Cleo, like any 3-year-old, is a rather complex little gal. She likes peanut butter but not almond butter, can read the word and but not the word sand, and prefers tights to jeans. She loves princesses, sure, but she also likes stories about Frankenstein, and now, too, tales about the first manned mission to the moon. And then there's the fact that she's often, of all things, slightly melancholy; living with her can be something like living with a Romantic poet, as she periodically announces, in a world-weary voice, that she is especially sad today because she misses... well, it could be almost anything. West Virginia? Her friend Sukie? Mom?
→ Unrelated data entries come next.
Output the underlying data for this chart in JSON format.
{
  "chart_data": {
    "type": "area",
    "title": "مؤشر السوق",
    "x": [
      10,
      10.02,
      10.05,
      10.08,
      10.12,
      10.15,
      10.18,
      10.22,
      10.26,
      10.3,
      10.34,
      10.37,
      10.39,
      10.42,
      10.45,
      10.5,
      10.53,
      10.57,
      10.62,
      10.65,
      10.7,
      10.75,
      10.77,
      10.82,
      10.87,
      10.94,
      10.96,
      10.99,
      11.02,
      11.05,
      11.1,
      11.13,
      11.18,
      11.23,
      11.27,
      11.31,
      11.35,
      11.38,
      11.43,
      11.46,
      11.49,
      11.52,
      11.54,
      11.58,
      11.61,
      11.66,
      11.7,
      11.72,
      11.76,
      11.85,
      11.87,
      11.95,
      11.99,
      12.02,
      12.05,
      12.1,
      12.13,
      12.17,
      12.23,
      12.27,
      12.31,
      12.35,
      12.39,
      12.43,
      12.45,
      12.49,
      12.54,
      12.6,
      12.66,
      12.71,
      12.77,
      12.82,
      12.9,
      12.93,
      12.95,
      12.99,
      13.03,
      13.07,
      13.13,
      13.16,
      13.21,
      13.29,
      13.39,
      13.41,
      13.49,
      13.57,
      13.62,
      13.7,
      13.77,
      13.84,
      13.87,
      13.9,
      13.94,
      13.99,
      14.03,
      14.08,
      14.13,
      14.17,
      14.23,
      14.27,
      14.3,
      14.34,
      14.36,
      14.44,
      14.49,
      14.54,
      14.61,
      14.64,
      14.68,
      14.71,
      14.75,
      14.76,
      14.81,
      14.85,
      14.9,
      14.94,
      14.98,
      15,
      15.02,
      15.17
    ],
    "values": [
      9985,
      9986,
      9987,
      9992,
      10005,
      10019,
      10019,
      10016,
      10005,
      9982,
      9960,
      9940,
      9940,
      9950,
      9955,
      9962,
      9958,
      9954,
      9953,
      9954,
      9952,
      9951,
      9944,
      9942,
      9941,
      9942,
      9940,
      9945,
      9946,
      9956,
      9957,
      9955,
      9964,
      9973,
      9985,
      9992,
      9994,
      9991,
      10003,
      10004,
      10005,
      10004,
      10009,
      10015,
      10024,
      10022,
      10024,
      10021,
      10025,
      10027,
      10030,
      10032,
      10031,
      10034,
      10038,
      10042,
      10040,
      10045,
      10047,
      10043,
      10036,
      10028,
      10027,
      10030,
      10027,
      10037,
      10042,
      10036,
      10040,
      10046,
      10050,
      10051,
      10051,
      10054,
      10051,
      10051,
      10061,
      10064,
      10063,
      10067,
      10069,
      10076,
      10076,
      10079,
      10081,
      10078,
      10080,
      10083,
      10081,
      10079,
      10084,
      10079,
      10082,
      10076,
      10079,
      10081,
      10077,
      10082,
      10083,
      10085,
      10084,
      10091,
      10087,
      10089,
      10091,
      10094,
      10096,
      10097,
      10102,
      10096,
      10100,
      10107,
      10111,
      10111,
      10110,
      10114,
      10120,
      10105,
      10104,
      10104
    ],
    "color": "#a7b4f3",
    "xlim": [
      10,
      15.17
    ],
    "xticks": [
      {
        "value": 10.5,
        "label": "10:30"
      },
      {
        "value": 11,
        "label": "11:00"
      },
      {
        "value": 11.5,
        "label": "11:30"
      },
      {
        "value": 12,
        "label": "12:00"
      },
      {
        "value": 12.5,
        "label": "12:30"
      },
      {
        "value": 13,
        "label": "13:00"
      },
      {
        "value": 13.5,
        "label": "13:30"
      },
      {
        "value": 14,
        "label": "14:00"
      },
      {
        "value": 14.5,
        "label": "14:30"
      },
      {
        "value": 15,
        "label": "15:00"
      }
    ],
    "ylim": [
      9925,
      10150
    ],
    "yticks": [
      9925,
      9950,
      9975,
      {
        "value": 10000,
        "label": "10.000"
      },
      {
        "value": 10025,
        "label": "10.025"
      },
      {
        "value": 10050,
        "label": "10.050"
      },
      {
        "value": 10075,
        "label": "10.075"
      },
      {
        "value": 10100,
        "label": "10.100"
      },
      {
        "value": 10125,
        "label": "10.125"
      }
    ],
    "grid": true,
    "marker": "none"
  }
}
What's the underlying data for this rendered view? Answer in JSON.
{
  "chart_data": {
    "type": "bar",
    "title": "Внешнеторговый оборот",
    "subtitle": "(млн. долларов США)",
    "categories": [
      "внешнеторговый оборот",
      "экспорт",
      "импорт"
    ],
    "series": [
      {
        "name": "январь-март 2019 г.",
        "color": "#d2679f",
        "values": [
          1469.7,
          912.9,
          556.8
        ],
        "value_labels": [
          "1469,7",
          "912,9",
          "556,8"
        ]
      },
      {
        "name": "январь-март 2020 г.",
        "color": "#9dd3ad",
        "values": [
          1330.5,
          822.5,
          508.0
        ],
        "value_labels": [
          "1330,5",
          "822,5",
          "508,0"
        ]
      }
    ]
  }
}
The sense of heavy lack, defined against a deep implied love, consistently colors her mood.

In that sense, I suppose that she might be compared to one princess in particular: to the princess in Ludwig Thielle's 1898 musical play 'Lobetanz,' which was first performed in New York in 1911. The play focuses upon an especially melancholy princess who simply cannot be roused from her depression. A number of local musicians compete, in an effort to lighten her mood, but they fail - only to then watch as a melody from the fiddle of an itinerant musician named Lobetanz plunges her into unconsciousness (or what Cleo, a fan of Snow White's, would call the sleep of death). Lobetanz then falls asleep in a linden tree that had once acted as the princess's favorite seat, and is apprehended. About to be hanged, he's allowed to play one last tune - and, of course, that melody brings color back into the princess's cheeks; she recovers fully, begins to dance, and soon marries Lobetanz.

Princess, marriage; a touching, redeeming sadness: several elements of the plot catch my eye. But so, too, does the notion of a young woman's favorite seat. For just this weekend, while Cleo and I sat in front of the wood stove in our West Virginia cabin and watched the strong fire burn, she suddenly said this: "This is my one favorite place, just watching it dance for me."

Perhaps we are all, occasionally, unconscious, and roused only periodically by melodies of especial beauty.